À première vue, ce choix de vocabulaire fait partie d’une stratégie de communication bien organisée, et même pas cachée. Macron lui-même l’a expliqué lors de son discours de Bucarest. « La France n’est pas un pays réformable, c’est un peuple qui déteste les réformes, avait-il déclaré. Il faut lui proposer de se transformer en profondeur. » En clair, plutôt que de tenir un discours sur des réformes, forcément douloureuses, qui seront mises en œuvre, concentrons-nous sur ce qui advient après. C’est-à-dire la mutation du pays vers un état autre et, a priori, meilleur. Malin, non ? Oui, enfin peut-être pas tant que ça quand on regarde comment ont été – mal – accueillies deux mesures controversées. En réaction à la suppression de l’impôt de solidarité sur la fortune (ISF) sur les valeurs mobilières (actions, obligations), Le Monde a titré « Au bonheur des riches ! », ce qui a obligé le gouvernement à se défendre de faire une politique pour les plus aisés.
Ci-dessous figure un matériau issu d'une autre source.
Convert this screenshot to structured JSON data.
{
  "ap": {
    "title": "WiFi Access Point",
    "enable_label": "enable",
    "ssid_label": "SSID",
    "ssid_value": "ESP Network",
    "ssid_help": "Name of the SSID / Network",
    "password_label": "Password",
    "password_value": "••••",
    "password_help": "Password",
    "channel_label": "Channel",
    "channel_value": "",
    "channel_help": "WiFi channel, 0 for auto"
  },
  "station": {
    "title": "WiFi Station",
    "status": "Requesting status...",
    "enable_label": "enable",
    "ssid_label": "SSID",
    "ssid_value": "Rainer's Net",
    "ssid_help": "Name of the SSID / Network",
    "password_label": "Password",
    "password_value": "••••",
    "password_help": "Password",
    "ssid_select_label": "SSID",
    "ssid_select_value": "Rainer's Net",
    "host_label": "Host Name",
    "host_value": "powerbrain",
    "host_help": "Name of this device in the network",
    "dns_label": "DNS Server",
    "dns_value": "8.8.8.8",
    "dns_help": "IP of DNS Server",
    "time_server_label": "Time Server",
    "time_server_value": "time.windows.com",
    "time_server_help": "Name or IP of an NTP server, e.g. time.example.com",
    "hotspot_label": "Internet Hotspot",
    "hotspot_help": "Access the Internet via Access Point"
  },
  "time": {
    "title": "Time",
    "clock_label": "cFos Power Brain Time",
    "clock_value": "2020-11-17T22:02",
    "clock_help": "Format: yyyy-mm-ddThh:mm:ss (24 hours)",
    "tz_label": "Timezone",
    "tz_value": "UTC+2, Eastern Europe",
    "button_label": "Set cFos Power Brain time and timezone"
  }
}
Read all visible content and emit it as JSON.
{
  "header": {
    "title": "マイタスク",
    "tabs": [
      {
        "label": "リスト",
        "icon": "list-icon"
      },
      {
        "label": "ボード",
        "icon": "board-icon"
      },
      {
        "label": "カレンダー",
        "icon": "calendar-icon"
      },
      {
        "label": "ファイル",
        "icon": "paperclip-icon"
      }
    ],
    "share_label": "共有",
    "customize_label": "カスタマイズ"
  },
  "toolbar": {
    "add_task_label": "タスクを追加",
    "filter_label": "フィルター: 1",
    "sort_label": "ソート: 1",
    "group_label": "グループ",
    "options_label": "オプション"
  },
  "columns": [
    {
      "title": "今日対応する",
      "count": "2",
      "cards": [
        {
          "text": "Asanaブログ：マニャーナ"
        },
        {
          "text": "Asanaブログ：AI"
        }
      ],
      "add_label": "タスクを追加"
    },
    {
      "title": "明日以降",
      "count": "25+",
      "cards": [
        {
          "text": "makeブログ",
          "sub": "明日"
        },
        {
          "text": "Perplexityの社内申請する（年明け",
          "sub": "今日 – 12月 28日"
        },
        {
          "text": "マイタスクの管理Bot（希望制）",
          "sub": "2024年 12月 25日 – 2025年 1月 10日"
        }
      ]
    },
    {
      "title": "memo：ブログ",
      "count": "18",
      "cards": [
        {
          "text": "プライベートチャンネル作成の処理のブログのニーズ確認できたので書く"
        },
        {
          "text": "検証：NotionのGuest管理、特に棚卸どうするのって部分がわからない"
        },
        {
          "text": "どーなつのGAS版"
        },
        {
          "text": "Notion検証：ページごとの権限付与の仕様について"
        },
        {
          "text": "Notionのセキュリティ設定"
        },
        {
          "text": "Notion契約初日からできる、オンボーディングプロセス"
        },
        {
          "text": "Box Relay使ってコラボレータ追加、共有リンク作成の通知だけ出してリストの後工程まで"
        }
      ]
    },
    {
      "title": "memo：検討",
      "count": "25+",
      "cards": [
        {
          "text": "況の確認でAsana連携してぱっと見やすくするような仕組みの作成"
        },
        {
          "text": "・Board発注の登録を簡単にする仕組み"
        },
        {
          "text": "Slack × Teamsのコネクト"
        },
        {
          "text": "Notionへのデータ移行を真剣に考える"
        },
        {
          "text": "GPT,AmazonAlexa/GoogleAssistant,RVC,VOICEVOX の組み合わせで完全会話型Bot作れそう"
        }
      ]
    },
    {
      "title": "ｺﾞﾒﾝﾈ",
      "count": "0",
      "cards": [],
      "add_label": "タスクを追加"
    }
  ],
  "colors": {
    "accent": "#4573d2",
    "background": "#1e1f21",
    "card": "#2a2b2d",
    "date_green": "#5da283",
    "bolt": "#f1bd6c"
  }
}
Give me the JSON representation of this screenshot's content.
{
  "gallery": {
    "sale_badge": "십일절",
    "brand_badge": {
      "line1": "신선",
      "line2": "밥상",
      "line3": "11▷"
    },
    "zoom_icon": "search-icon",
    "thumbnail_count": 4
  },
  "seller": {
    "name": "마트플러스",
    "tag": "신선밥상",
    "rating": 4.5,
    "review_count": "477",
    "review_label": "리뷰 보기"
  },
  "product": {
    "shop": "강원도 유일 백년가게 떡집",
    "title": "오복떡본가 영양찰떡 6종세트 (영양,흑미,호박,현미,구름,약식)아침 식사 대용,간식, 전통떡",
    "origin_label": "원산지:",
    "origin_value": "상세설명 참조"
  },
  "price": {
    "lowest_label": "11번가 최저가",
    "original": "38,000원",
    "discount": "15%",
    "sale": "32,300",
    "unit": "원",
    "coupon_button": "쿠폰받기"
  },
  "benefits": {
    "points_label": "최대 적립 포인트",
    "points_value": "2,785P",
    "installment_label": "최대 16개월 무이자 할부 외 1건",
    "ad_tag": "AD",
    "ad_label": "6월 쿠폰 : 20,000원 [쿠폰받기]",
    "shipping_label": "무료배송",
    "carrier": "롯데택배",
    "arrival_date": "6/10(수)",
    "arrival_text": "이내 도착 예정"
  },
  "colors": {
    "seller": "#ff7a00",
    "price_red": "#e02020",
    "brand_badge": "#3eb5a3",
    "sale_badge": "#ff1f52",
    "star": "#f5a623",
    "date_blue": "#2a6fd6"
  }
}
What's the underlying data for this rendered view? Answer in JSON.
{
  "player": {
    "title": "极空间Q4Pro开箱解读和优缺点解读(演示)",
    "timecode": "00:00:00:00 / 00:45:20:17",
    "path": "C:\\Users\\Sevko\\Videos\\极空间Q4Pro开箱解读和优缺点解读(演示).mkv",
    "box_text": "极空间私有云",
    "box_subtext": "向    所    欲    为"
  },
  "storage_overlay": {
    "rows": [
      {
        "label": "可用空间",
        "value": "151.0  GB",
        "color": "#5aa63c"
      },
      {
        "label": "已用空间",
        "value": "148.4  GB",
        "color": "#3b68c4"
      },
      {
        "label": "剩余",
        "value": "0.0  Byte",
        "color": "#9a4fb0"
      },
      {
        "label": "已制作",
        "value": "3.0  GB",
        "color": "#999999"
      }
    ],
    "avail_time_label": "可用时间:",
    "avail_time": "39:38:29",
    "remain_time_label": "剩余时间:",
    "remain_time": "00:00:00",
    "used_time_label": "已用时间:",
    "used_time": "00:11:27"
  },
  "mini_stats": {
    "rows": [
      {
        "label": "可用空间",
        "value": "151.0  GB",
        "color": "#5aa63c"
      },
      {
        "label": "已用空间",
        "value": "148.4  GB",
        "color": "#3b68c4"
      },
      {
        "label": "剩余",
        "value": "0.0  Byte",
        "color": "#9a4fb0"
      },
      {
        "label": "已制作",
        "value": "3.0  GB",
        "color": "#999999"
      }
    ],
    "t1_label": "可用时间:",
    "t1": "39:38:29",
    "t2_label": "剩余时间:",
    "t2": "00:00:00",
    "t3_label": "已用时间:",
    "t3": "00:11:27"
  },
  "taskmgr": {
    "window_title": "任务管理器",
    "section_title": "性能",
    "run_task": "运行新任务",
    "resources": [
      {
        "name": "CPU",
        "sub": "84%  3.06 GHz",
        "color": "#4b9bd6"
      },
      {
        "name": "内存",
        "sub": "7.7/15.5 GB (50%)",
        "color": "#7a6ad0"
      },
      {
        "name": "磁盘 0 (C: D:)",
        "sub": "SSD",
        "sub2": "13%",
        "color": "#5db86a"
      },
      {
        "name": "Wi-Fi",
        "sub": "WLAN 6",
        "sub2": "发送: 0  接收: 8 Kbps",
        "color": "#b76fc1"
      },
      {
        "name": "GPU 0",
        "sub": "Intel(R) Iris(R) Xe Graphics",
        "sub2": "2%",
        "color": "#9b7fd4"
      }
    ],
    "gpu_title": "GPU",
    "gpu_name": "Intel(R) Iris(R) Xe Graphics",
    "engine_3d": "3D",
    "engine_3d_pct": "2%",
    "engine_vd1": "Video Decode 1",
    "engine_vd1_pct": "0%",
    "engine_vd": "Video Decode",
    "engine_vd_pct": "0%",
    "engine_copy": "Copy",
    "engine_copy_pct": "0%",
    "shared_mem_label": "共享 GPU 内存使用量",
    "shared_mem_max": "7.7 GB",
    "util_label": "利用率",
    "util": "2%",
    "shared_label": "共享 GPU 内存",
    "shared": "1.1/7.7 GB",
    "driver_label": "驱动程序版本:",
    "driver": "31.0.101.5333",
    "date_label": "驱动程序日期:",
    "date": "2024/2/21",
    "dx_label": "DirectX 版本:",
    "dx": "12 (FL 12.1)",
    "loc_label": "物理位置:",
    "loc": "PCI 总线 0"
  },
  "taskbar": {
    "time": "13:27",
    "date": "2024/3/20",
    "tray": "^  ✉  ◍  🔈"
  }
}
Après l’annonce de la baisse des aides personnalisées au logement (APL), qui doit affecter les bailleurs sociaux, les professionnels du logement social et les collectifs de locataires ont hué le ministre et le secrétaire d’État chargés du logement (Jacques Mézard et Julien Denormandie) lors du congrès des HLM.
La communication ne peut pas tout masquer. Quelle que soit la sémantique utilisée, cela se voit que la majorité s’attaque à de nombreux secteurs de la société, faisant forcément des perdants. Surtout que, ce qui intéresse les macronistes, c’est l’économie, c’est-à-dire l’argent des Français. Si on met de côté la loi « moralisation » – dont l’adoption en tout début de quinquennat résulte d’une promesse faite à François Bayrou pour obtenir son ralliement (comme le racontait cette excellente obsession) –, les grandes réformes entreprises ou annoncées pour les prochains mois concernent tout ce qui a un rapport avec la production et la distribution des richesses. Après la réforme du Code du travail, il est donc prévu un plan logement (avec la réforme des APL) ; à partir de cette semaine, le Parlement étudie le projet de loi de finances 2018 (avec au programme la réforme de l’ISF et la mise en place d’un prélèvement forfaitaire unique pour les revenus du capital). Ensuite, on devrait avoir – pas forcément dans l’ordre – un plan pour la croissance des entreprises, une réforme de l’assurance-chômage et de la formation professionnelle, ainsi qu’une évolution du statut des cheminots et la disparition des régimes spéciaux de retraite. Cette accumulation de chantiers les uns à la suite des autres ayant pour objectif de générer un « effet blast », dixit un conseiller élyséen cité par Le Parisien. C’est-à-dire de saturer l’espace médiatique et de contraindre l’opposition à avoir toujours un train de retard. Une stratégie développée en son temps par Nicolas Sarkozy.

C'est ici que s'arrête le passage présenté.